Several years ago my wife and I had the misfortune to go out to dinner with 3 other couples to a fine Montreal restaurant. Even though each couple were paying for their own dinner, we intended to split the wine bill evenly amongst the 4 couples. One of our friends took it upon himself to order the first wine for everyone without consulting any of us and he promptly proceeded to order up an expensive Spanish red Priorata type wine.

This by itself was a very poor choice and we should have stopped the process before he ordered that wine, but most of us were distracted in conversation and failed to notice he was ordering anything. Having ordered the wine our friend got to taste it first. He tasted it and promptly refused the wine, telling the waiter the wine was defective and to fetch another bottle. The poor waiter did just that and arrived with a second bottle which our friend tasted and rejected again. The flustered waiter summoned the manager to bail him out and a debate ensued between our friend and the manager as to whether the wine was defective or not.

So I quickly intervened, I told the manager to pour me a small glass so I could taste the wine, which I did. The wine was fine, although not a good choice, and I instructed the waiter to serve the wine, which he did. I also took charge of ordering the wine for the rest of the evening, and I immediately ordered a second wine much more appropriate for everyone.

So what just happened, and what went wrong?

  • The wine our friend ordered was completely inappropriate for the occasion. Young Spanish Priorata red is very harsh and needs years in the cellar to soften up the tough tannins. This was a young vintage, typical of what you would expect to get from a restaurant wine list. Most people could not drink the wine.
  • The wine was expensive at about $85 per bottle, and for 8 people you would expect no less than 3 or 4 bottles of that to be consumed. It was completely inappropriate for our friend to assume that he should make such an expensive and eccentric selection for the table without consultation.
  • I learned after this event from other friends in attendance that our wine snob who made this selection regularly made sport out of this and regularly refused perfectly good wines in restaurants to fulfill his own ego needs and possibly to get better service. Needless to say I was horrified. This had been a totally embarrassing situation for all in attendance, it was 30 minutes before we got our first wine, and it certainly ruined the experience for the rest of us.
  • The restaurant clearly made mistakes as well. The waiter should have summoned the manager as soon as the first bottle was rejected. And a substitute should have been insisted upon by the staff instead of serving up a second bottle of the same wine.

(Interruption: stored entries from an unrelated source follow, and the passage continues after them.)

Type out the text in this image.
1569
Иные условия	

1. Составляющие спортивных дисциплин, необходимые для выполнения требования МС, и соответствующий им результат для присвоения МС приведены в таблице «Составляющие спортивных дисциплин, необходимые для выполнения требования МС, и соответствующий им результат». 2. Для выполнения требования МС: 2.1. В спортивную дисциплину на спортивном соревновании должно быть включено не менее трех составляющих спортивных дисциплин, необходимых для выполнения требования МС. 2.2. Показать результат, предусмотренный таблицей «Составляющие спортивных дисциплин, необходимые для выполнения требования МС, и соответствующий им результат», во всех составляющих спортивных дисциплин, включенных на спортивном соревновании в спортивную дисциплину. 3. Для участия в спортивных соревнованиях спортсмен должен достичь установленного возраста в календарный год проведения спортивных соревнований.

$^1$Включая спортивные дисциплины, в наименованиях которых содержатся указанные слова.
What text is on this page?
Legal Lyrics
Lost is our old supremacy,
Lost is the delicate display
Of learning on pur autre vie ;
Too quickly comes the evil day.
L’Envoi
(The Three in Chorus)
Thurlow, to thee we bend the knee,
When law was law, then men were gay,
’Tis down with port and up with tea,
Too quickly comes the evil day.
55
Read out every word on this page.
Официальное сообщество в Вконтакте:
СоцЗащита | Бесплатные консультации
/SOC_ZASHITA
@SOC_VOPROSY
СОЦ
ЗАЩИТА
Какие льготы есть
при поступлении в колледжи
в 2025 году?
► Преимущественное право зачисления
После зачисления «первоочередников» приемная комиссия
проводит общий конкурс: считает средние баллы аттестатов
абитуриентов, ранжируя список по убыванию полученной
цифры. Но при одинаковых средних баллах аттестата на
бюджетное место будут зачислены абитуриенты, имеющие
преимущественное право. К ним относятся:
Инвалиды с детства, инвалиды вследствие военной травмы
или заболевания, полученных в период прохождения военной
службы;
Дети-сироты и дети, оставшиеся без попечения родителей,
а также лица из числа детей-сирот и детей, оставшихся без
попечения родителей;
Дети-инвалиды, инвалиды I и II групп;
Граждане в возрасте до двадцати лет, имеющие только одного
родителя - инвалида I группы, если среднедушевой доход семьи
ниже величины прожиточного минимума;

There are some important lessons to be taken from this experience:

  1. Don’t go to dinner with someone who has such a high ego fulfillment need that they get their kicks by pulling this kind of stunt to get attention, we never went to dinner with that couple again.
  2. You never order such a full blown, in your face and raw red from a young vintage for 8 people at the beginning of a meal, it just does not work. Even if the wine had been properly aged, which it was not, it would not have tasted good to the majority of people drinking it. Five of eight people did not like the wine, two others were being polite by saying it was okay.
  3. Never presume that all dinner participants want to drink the same thing as an aperitif, and even with the main course do not order an obscure wine, go with something neutral that will appeal to everyone.
  4. Have some consideration for the restaurant staff and don’t play this kind of game at their expense. Realize that someone takes the hit for that bad bottle, either the restaurant itself or in some cases even the waiter, so that wine should really be a bad bottle and not just your poor choice.
  5. When going to dinner as a group, don’t let one person hijack the evening by presuming to order wine for the entire group unless he is paying for it himself, or all have previously agreed to let him take charge of the wine. Our misfit would easily have racked up a wine bill over $100 per person had he not been dismissed from his role in selecting the wine. It also ruined the experience for all of us.
  6. Life is too short to let someone ruin those special moments with good friends, good food, and good wine.